Die Kritik an der Friedensbewegung, die derzeit wieder besonders giftig ist, ist so alt wie die Friedensbewegung selbst. Daran haben Friedensnobelpreise, daran haben Vorbilder wie Bertha von Suttner, Carl von Ossietzky, daran haben auch ein Mahatma Gandhi und ein Martin Luther King nichts geändert. Pazifisten waren und sind Außenseiter.

Es gab Ausnahmen. In der Bundesrepublik Deutschland gab es eine Zeit, in der die Friedensbewegung eine Massenbewegung war. Das war vor mehr als vierzig Jahren, in der Zeit der Menschenketten und Friedensfackeln, als es darum ging, die Nachrüstung zu verhindern. Damals, als die halbe Republik aus atomwaffenfreien Zonen bestand und jeder zweite Deutsche große Sympathien für die Friedensbewegung hatte, konnte man da hineinschlüpfen wie in Jeans und Pullover – und schon gehört man dazu: Frieden war machbar, Herr Nachbar. Der Sticker mit der weißen Taube auf blauem Grund war seinerzeit, zu Beginn der Achtzigerjahre, eine Art Mitgliedsausweis für eine Bewegung, die ihre eigene Sprache hatte, ihre Musik, ihre Mode. Pazifismus war Lifestyle, die Mehrheitskultur in der Zeit, in der die Grünen gegründet wurden. Diesen Pazifismus konnte man kauen wie einen Kaugummi, er schmeckte nach Protest und nach Irgendwiedazugehören.

Der ausgespuckte Pazifismus

Doch diese Aromastoffe waren bald weggekaut. Dieser Pazifismus wurde deshalb von vielen alsbald wieder ausgespuckt – auch von den Grünen, von Joschka Fischer und Co., als sie in den Jugoslawien-Krieg zogen. Die Fischer-Grünen schauten schon damals, vor 25 Jahren, mit Verachtung auf die, die Pazifisten geblieben waren, obwohl es nicht mehr Mode war. Es fiel die Inbrunst auf, mit der die Kriegsbefürworter damals das Gegenteil dessen predigten, was sie ein paar Jahre vorher gefordert hatten – aber auch das wieder im Namen der Humanität.

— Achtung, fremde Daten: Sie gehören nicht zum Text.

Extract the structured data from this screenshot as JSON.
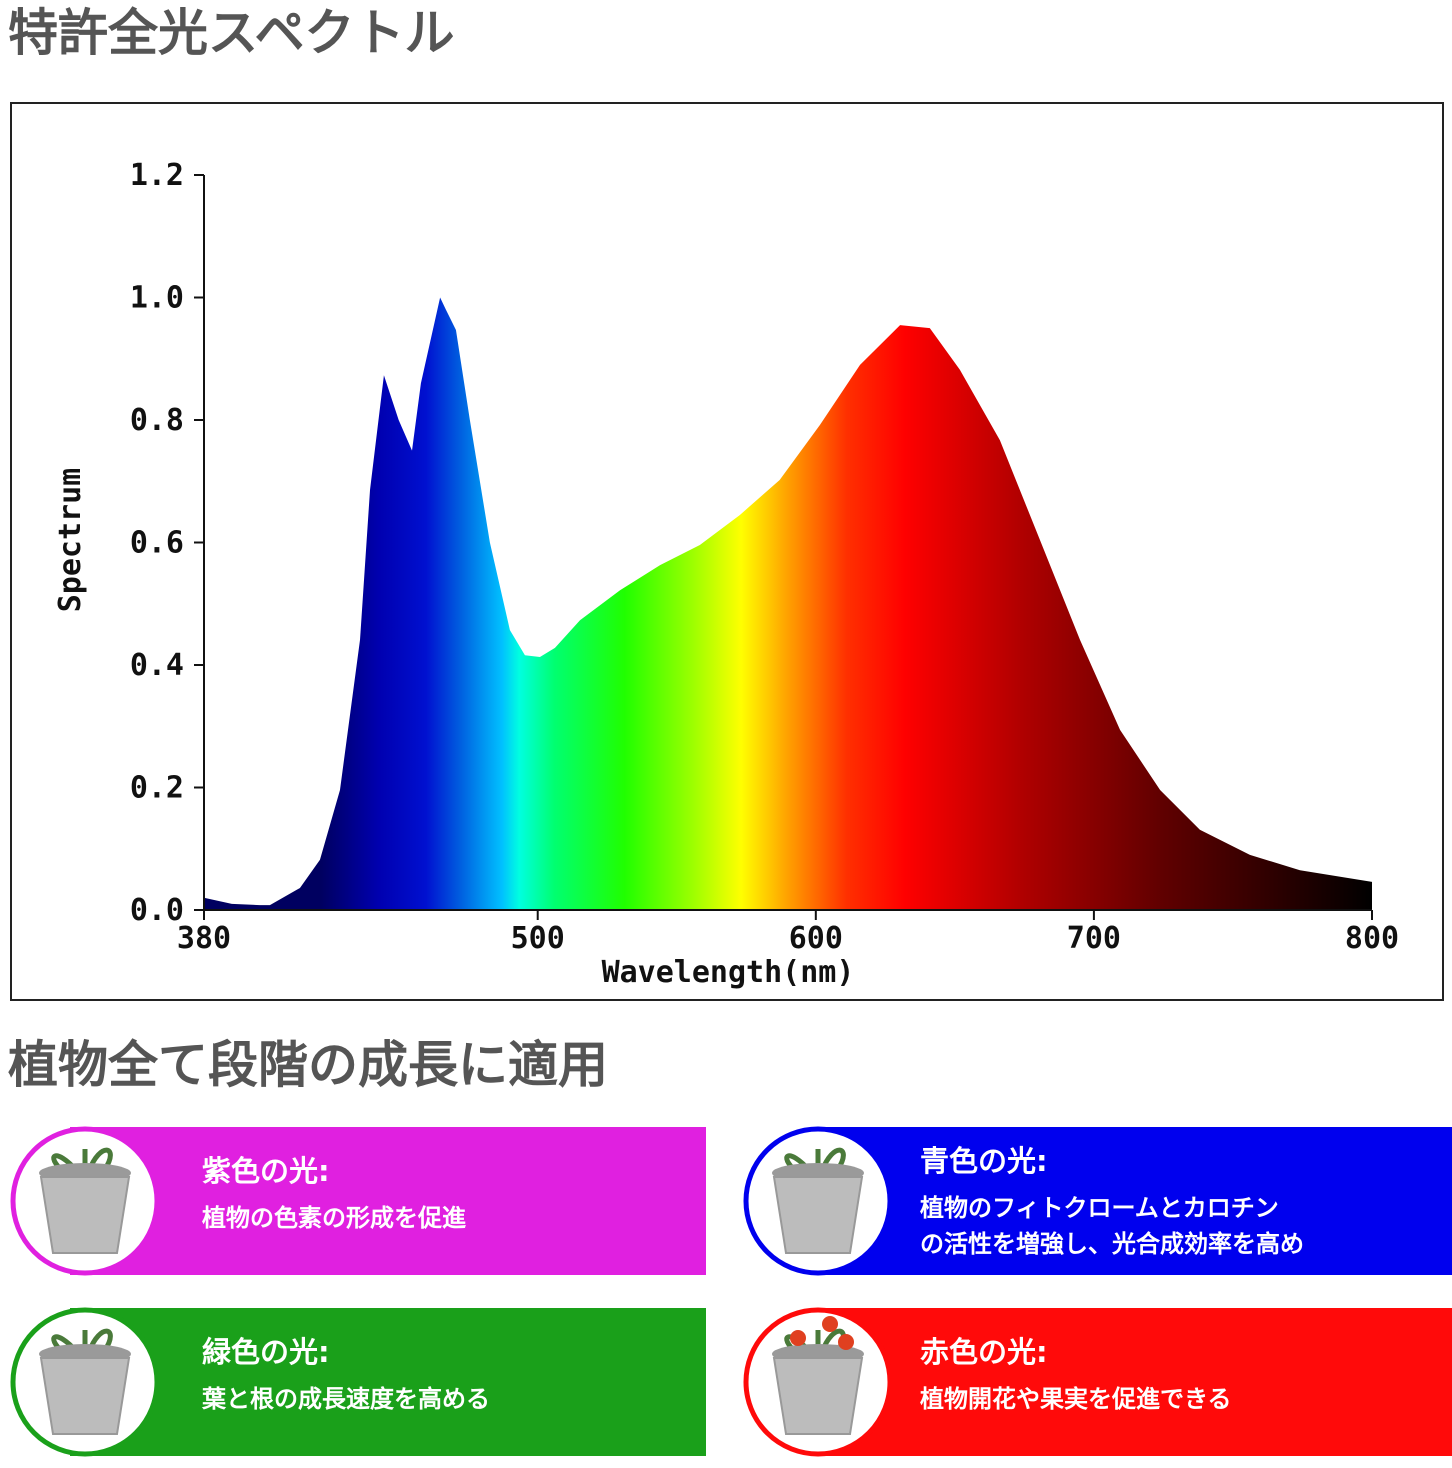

Die Friedensbewegung heute, in den Zeiten des Ukrainekriegs, ist nicht groß und nicht mächtig. Sie ist klein, so klein, dass man sie als „Bewegung“ kaum bezeichnen kann. Aber die Kritik an ihr bedient sich ähnlicher Chiffren und Argumentationen, wie sie damals üblich waren, als sie noch wirklich eine große Bewegung war. Damals schüttete der noch nicht geläuterte Heiner Geißler Dreckskübel aus über die Pazifisten: Der Pazifismus der 30er-Jahre habe Auschwitz erst möglich gemacht, höhnte er. Dieser böse und falsche Satz des damaligen CDU-Generalsekretärs zur Stationierung von Pershing-II-Raketen in Europa stieß 1983 auf flammende Empörung. Heute, angesichts des Brutal-Putinismus, liegt solch üble Nachrede und die Verleumdung der Pazifisten wieder im Trend; und wieder ist, wie damals, von der fünften Kolonne Moskaus die Rede. Der SPD-Abgeordnete Ernst Waltemathe, dessen pazifistische Verwandte in Auschwitz getötet worden waren, wollte damals von Geißler wissen, ob die Opfer demnach an ihrer Vernichtung selbst schuld gewesen seien. Und die FDP-Abgeordnete Hildegard Hamm-Brücher fragte mit Tränen in den Augen, was der Pazifismus mit dem Judenhass der Nazis zu tun gehabt habe.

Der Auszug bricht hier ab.